L’American Academy in Rome apre le porte all’architettura, con una mostra dedicata al celebre studio Skidmore, Owings & Merrill LLP, fondato a New York nel 1936. Tra i progetti esposti, spicca quello di Daniel Libeskind -scelto per la ricostruzione del World Trade Center- nato con il contributo e la supervisione di David Childs, direttore della S.O.M. E’ un grattacielo avveniristico, intitolato Freedom Tower in omaggio all’epopea libertaria made in U.S.A.; la guglia dell’edificio si richiama, infatti, alla fiaccola impugnata con orgoglio da Miss Liberty sull’altra sponda dell’Hudson River. Lo slancio vertiginoso della costruzione high-tech simboleggia – come la cupola brunelleschiana di Santa Maria del Fiore, tale da “fare ombra a tutti i popoli toscani” – il risveglio dell’orgoglio americano.

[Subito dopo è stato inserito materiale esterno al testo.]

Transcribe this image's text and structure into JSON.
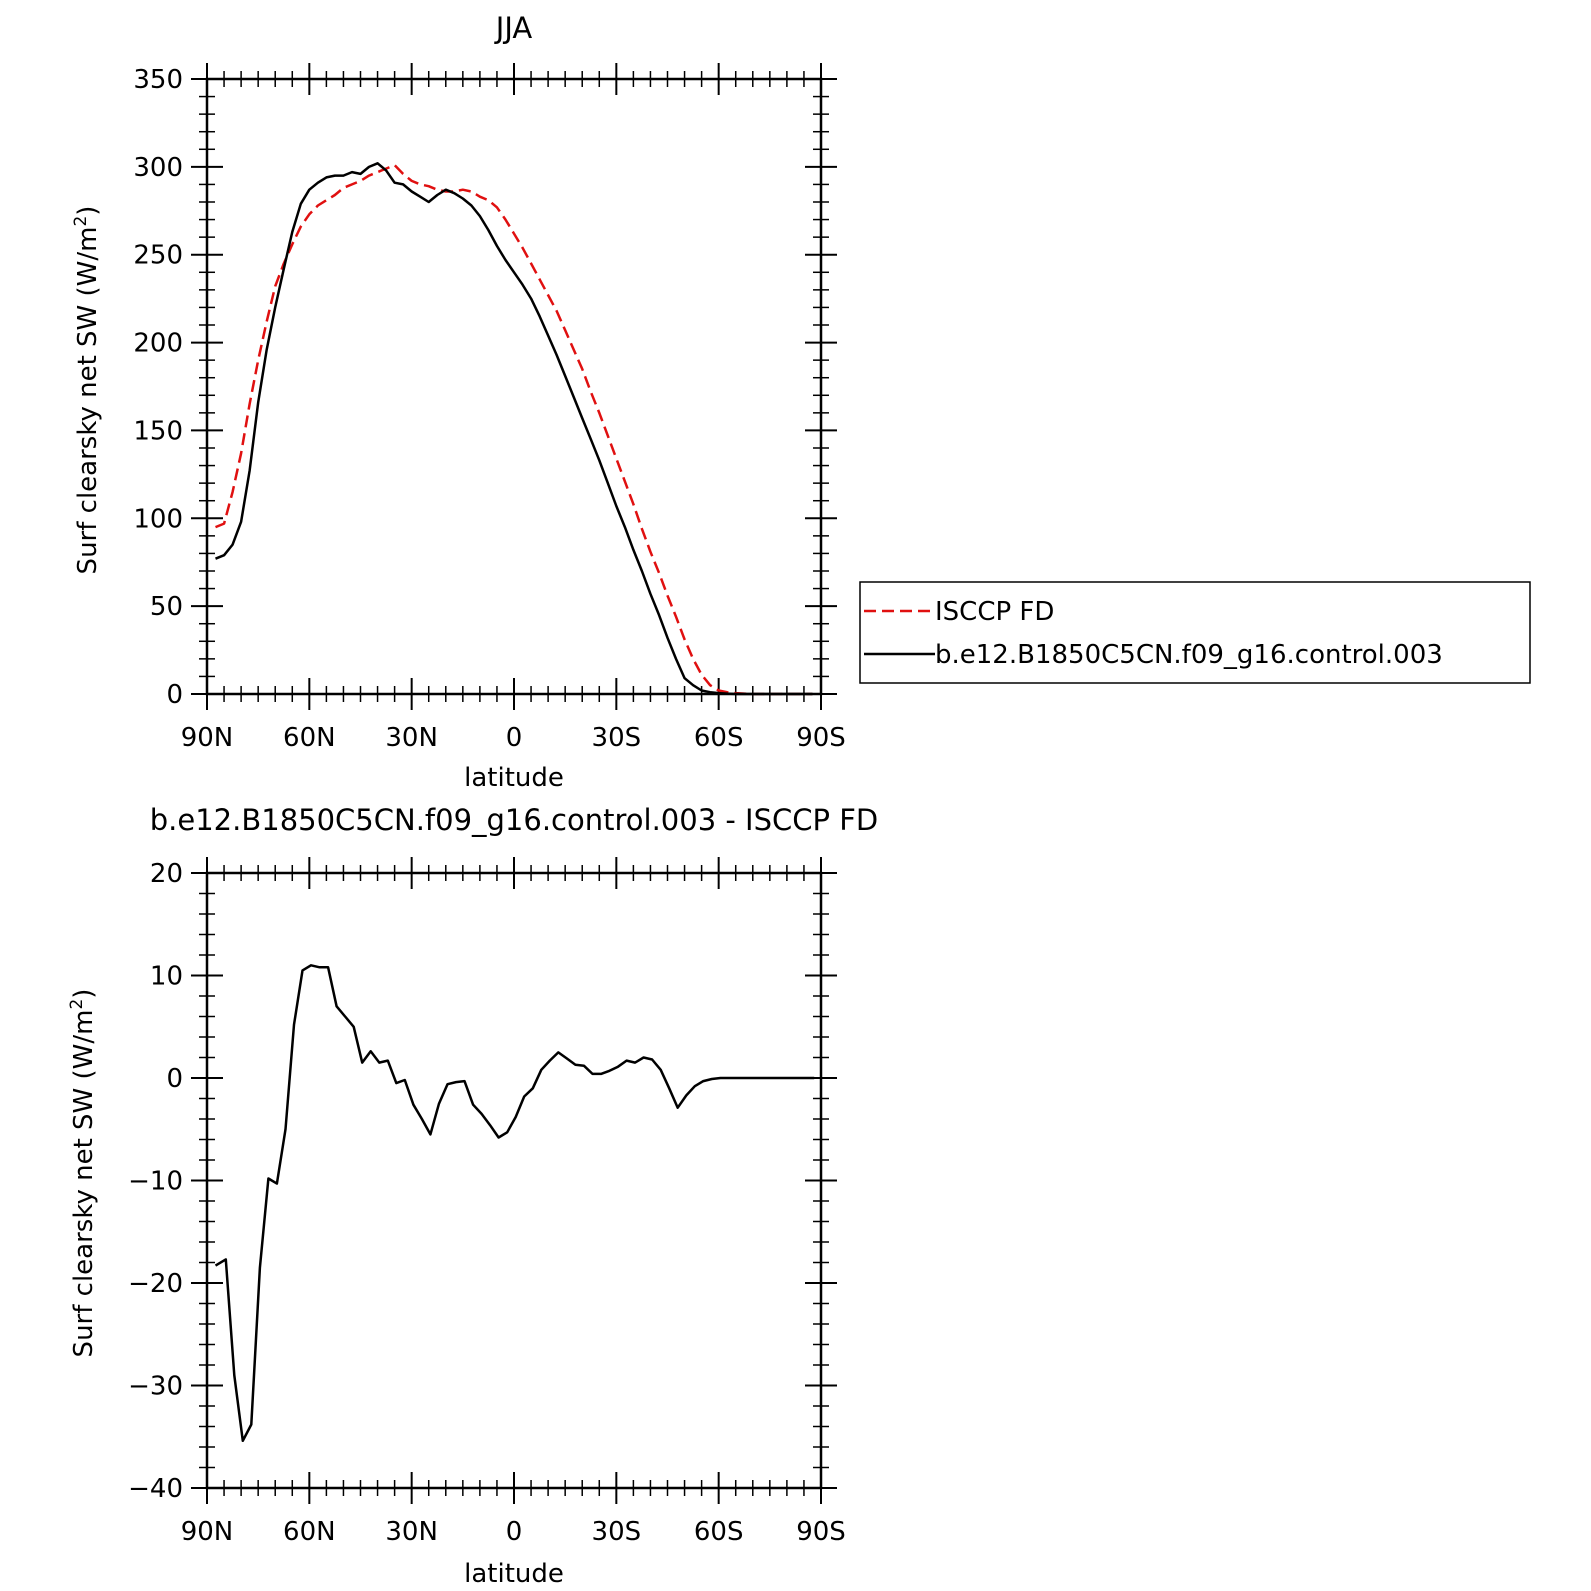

La Freedom Tower, alta 1776 piedi (data della conquista dell’indipendenza nazionale) supererà di 400 piedi le precedenti Twin Towers e di 300 piedi le Petronas Towers in Malesia, in vetta alla classifica attuale. In sintonia con lo spirito ingegnoso e innovativo della tradizione americana, la Freedom Tower racchiude i migliori standard di design, sicurezza, qualità e tecnologia, in quello che sarà l’edificio più alto del mondo. Non sarà, semplicemente, un simbolo di rinnovamento e un’icona duratura, ma anche un catalizzatore dello sviluppo di Lower Manhattan, afferma David Childs, Consulting Partner della Skidmore, Owings & Merrill e curatore della mostra Light & Shadow con William A. Bernoudy, Resident in Architecture presso l’American Academy in Rome.
Il titolo è riconducibile alla trama evanescente di vetro e acciaio, che dissolve la massa architettonica nel caleidoscopio atmosferico dello skyline newyorchese. L’allestimento realizzato nelle sale dell’Accademia tende a ricreare quel senso di levitazione spaziale e la sorpresa ottica che caratterizzano il paesaggio urbano di Manhattan. La permeabilità della struttura alle dinamiche esterne della luce, alla metamorfosi imprevedibile del clima e delle stagioni, costituisce un motivo di profondo interesse nell’arte americana contemporanea. In particolare, l’Environmental art lo ha istituito quale campo privilegiato di ricerca. Non a caso, il progetto della Kuwait Police Academy si è avvalso del contributo di James Turrell, protagonista del californiano Light and Space Movement. Comune è, infatti, la tendenza a smarginare dalla gabbia opprimente dell’oggetto nella dimensione fluida e probabilistica dell’evento.